A year and a half after a pointing failure threatened to derail its epochal search for worlds beyond our solar system, NASA’s Kepler spacecraft has bagged another planet, astronomers announced on Thursday.
The new planet is 20,000 miles in diameter, about two and a half times the size of Earth, and 12 times as massive, putting it into a category of planets called super-Earths that do not exist in our solar system. It is unlivable, circling a star slightly smaller than the Sun about 180 light-years from here in the constellation Pisces at the roasting distance of only 8.4 million miles, less than a tenth of the distance between us and our star.
Kepler was designed to stare at a patch of stars for four years and watch for blinks caused by planets passing in front of them. Early in 2013, however, one of the reaction wheels that keep the telescope pointed broke down. Engineers figured out a way to compensate using the pressure of sunlight on Kepler’s solar panels to stabilize the spacecraft for smaller periods of time.
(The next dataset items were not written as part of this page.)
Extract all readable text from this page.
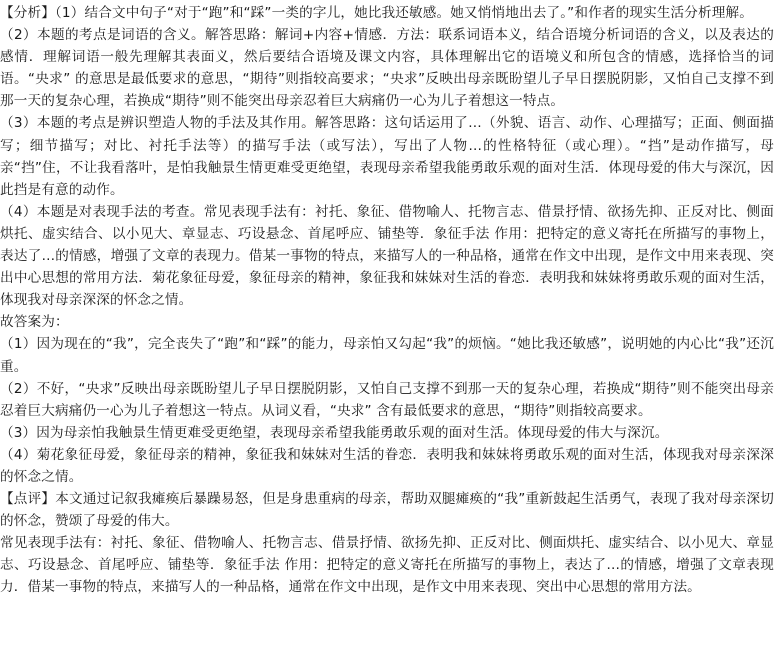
【分析】（1）结合文中句子“对于“跑”和“踩”一类的字儿，她比我还敏感。她又悄悄地出去了。”和作者的现实生活分析理解。

（2）本题的考点是词语的含义。解答思路：解词+内容+情感．方法：联系词语本义，结合语境分析词语的含义，以及表达的感情．理解词语一般先理解其表面义，然后要结合语境及课文内容，具体理解出它的语境义和所包含的情感，选择恰当的词语。“央求” 的意思是最低要求的意思，“期待”则指较高要求；“央求”反映出母亲既盼望儿子早日摆脱阴影，又怕自己支撑不到那一天的复杂心理，若换成“期待”则不能突出母亲忍着巨大病痛仍一心为儿子着想这一特点。

（3）本题的考点是辨识塑造人物的手法及其作用。解答思路：这句话运用了…（外貌、语言、动作、心理描写；正面、侧面描写；细节描写；对比、衬托手法等）的描写手法（或写法），写出了人物…的性格特征（或心理）。“挡”是动作描写，母亲“挡”住，不让我看落叶，是怕我触景生情更难受更绝望，表现母亲希望我能勇敢乐观的面对生活．体现母爱的伟大与深沉，因此挡是有意的动作。

（4）本题是对表现手法的考查。常见表现手法有：衬托、象征、借物喻人、托物言志、借景抒情、欲扬先抑、正反对比、侧面烘托、虚实结合、以小见大、章显志、巧设悬念、首尾呼应、铺垫等．象征手法 作用：把特定的意义寄托在所描写的事物上，表达了…的情感，增强了文章的表现力。借某一事物的特点，来描写人的一种品格，通常在作文中出现，是作文中用来表现、突出中心思想的常用方法．菊花象征母爱，象征母亲的精神，象征我和妹妹对生活的眷恋．表明我和妹妹将勇敢乐观的面对生活，体现我对母亲深深的怀念之情。

故答案为：

（1）因为现在的“我”，完全丧失了“跑”和“踩”的能力，母亲怕又勾起“我”的烦恼。“她比我还敏感”，说明她的内心比“我”还沉重。

（2）不好，“央求”反映出母亲既盼望儿子早日摆脱阴影，又怕自己支撑不到那一天的复杂心理，若换成“期待”则不能突出母亲忍着巨大病痛仍一心为儿子着想这一特点。从词义看，“央求” 含有最低要求的意思，“期待”则指较高要求。

（3）因为母亲怕我触景生情更难受更绝望，表现母亲希望我能勇敢乐观的面对生活。体现母爱的伟大与深沉。

（4）菊花象征母爱，象征母亲的精神，象征我和妹妹对生活的眷恋．表明我和妹妹将勇敢乐观的面对生活，体现我对母亲深深的怀念之情。

【点评】本文通过记叙我瘫痪后暴躁易怒，但是身患重病的母亲，帮助双腿瘫痪的“我”重新鼓起生活勇气，表现了我对母亲深切的怀念，赞颂了母爱的伟大。

常见表现手法有：衬托、象征、借物喻人、托物言志、借景抒情、欲扬先抑、正反对比、侧面烘托、虚实结合、以小见大、章显志、巧设悬念、首尾呼应、铺垫等．象征手法 作用：把特定的意义寄托在所描写的事物上，表达了…的情感，增强了文章表现力．借某一事物的特点，来描写人的一种品格，通常在作文中出现，是作文中用来表现、突出中心思想的常用方法。
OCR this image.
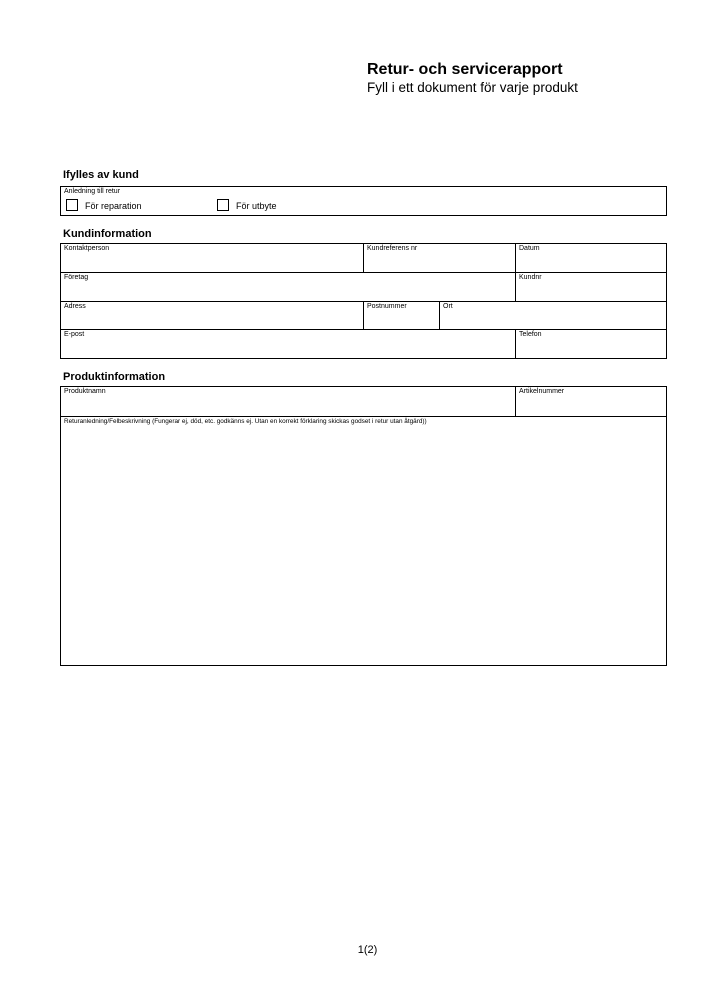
Retur- och servicerapport
Fyll i ett dokument för varje produkt
Ifylles av kund
Anledning till retur
För reparation	För utbyte
Kundinformation
Kontaktperson	Kundreferens nr	Datum
Företag	Kundnr
Adress	Postnummer	Ort
E-post	Telefon
Produktinformation
Produktnamn	Artikelnummer
Returanledning/Felbeskrivning (Fungerar ej, död, etc. godkänns ej. Utan en korrekt förklaring skickas godset i retur utan åtgärd))
1(2)
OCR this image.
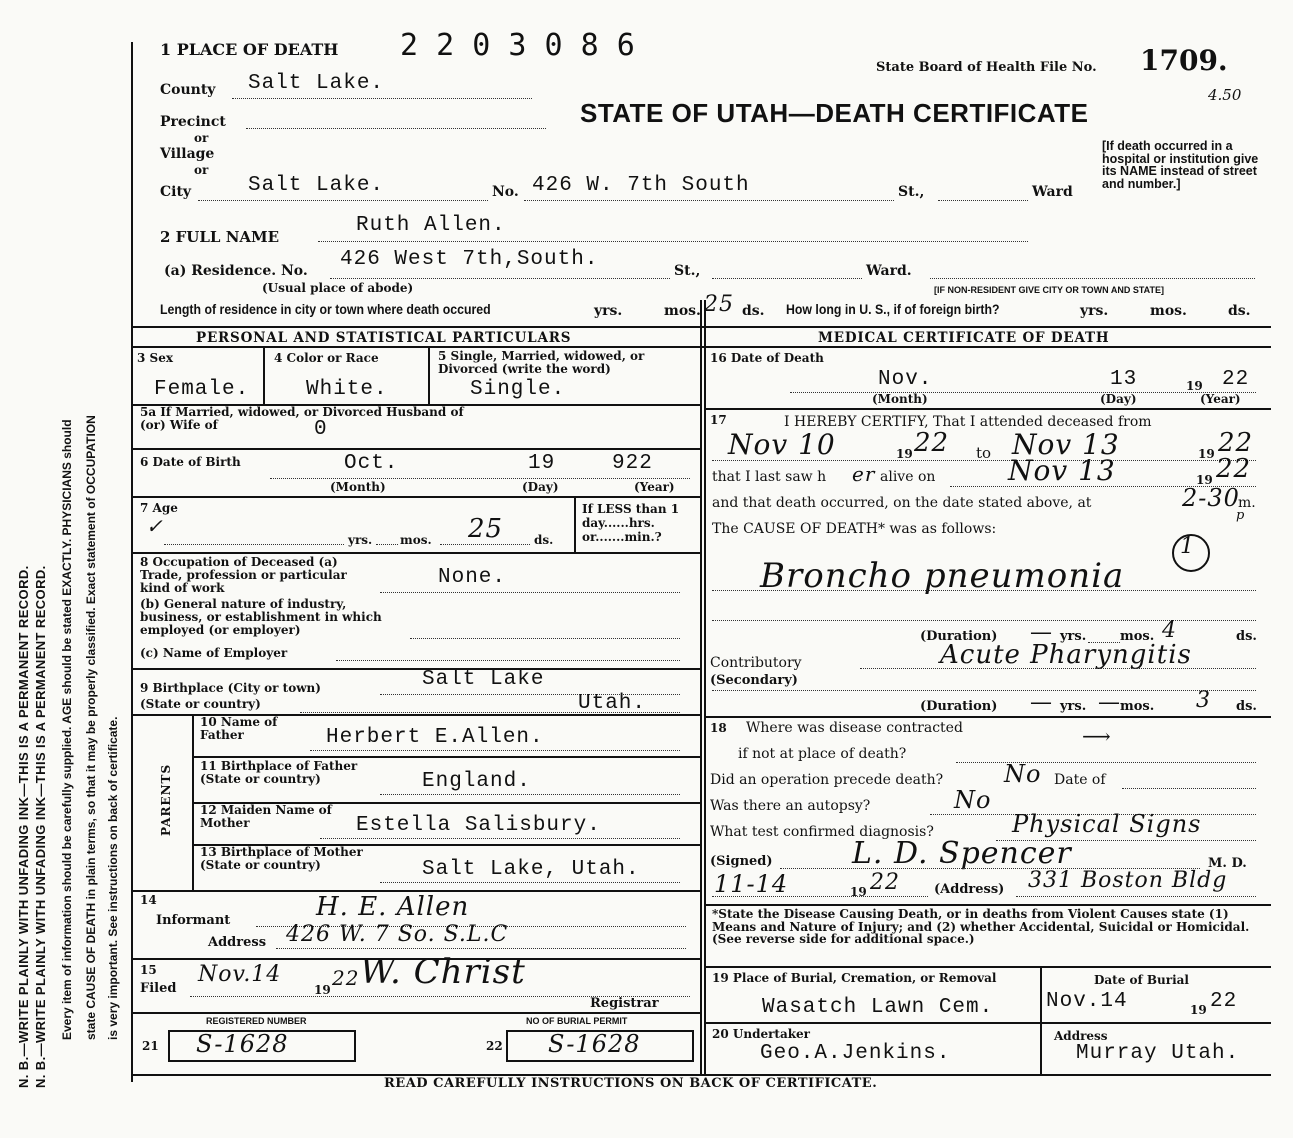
N. B.—WRITE PLAINLY WITH UNFADING INK—THIS IS A PERMANENT RECORD. N. B.—WRITE PLAINLY WITH UNFADING INK—THIS IS A PERMANENT RECORD. Every item of information should be carefully supplied. AGE should be stated EXACTLY. PHYSICIANS should state CAUSE OF DEATH in plain terms, so that it may be properly classified. Exact statement of OCCUPATION is very important. See instructions on back of certificate.
1 PLACE OF DEATH 2 2 0 3 0 8 6
State Board of Health File No. 1709.
4.50
STATE OF UTAH—DEATH CERTIFICATE
[If death occurred in a hospital or institution give its NAME instead of street and number.]
County Salt Lake.
Precinct
or
Village
or
City	Salt Lake.	No. 426 W. 7th South	St.,	Ward
2 FULL NAME	Ruth Allen.
(a) Residence. No. 426 West 7th,South.	St.,	Ward.
(Usual place of abode)	[IF NON-RESIDENT GIVE CITY OR TOWN AND STATE]
Length of residence in city or town where death occured	yrs.	mos. 25 ds. How long in U. S., if of foreign birth?	yrs.	mos.	ds.
PERSONAL AND STATISTICAL PARTICULARS	MEDICAL CERTIFICATE OF DEATH
3 Sex
Female.
4 Color or Race
White.
5 Single, Married, widowed, or Divorced (write the word)
Single.
5a If Married, widowed, or Divorced Husband of (or) Wife of	0
6 Date of Birth	Oct.	19	922
(Month)	(Day)	(Year)
7 Age
✓
yrs. mos. 25	ds.
If LESS than 1 day......hrs. or.......min.?
8 Occupation of Deceased (a) Trade, profession or particular kind of work	None.
(b) General nature of industry, business, or establishment in which employed (or employer)
(c) Name of Employer
9 Birthplace (City or town)	Salt Lake
(State or country)	Utah.
PARENTS
10 Name of Father	Herbert E.Allen.
11 Birthplace of Father (State or country)	England.
12 Maiden Name of Mother	Estella Salisbury.
13 Birthplace of Mother (State or country)	Salt Lake, Utah.
14
Informant	H. E. Allen
Address 426 W. 7 So. S.L.C
15
Filed
Nov.14
19 22 W. Christ
Registrar
REGISTERED NUMBER
21 S-1628
NO OF BURIAL PERMIT
22 S-1628
16 Date of Death
Nov.	13	19 22
(Month)	(Day)	(Year)
17	I HEREBY CERTIFY, That I attended deceased from
Nov 10	19 22 to Nov 13	19 22
that I last saw h er alive on	Nov 13	19 22
and that death occurred, on the date stated above, at	2-30
m.
p
The CAUSE OF DEATH* was as follows:
Broncho pneumonia
1
(Duration) — yrs.	mos. 4	ds.
Contributory
(Secondary)
Acute Pharyngitis
(Duration) — yrs. — mos. 3 ds.
18 Where was disease contracted
if not at place of death?
⟶
Did an operation precede death?	No Date of
Was there an autopsy?	No
What test confirmed diagnosis?	Physical Signs
(Signed)	L. D. Spencer	M. D.
11-14	19 22	(Address) 331 Boston Bldg
*State the Disease Causing Death, or in deaths from Violent Causes state (1) Means and Nature of Injury; and (2) whether Accidental, Suicidal or Homicidal. (See reverse side for additional space.)
19 Place of Burial, Cremation, or Removal
Wasatch Lawn Cem.
Date of Burial
Nov.14	19 22
20 Undertaker
Geo.A.Jenkins.
Address
Murray Utah.
READ CAREFULLY INSTRUCTIONS ON BACK OF CERTIFICATE.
During a nine-day test run in February with the telescope, a team led by Andrew Vanderburg of the Harvard-Smithsonian Center for Astrophysics detected a planet passing in front of a star known as HIP 116454. Follow-up observations with ground-based telescopes and the Canadian MOST satellite confirmed the presence of a planet, which astronomers said was probably a water world or a “mini-Neptune,” with a small core and a billowing gaseous atmosphere.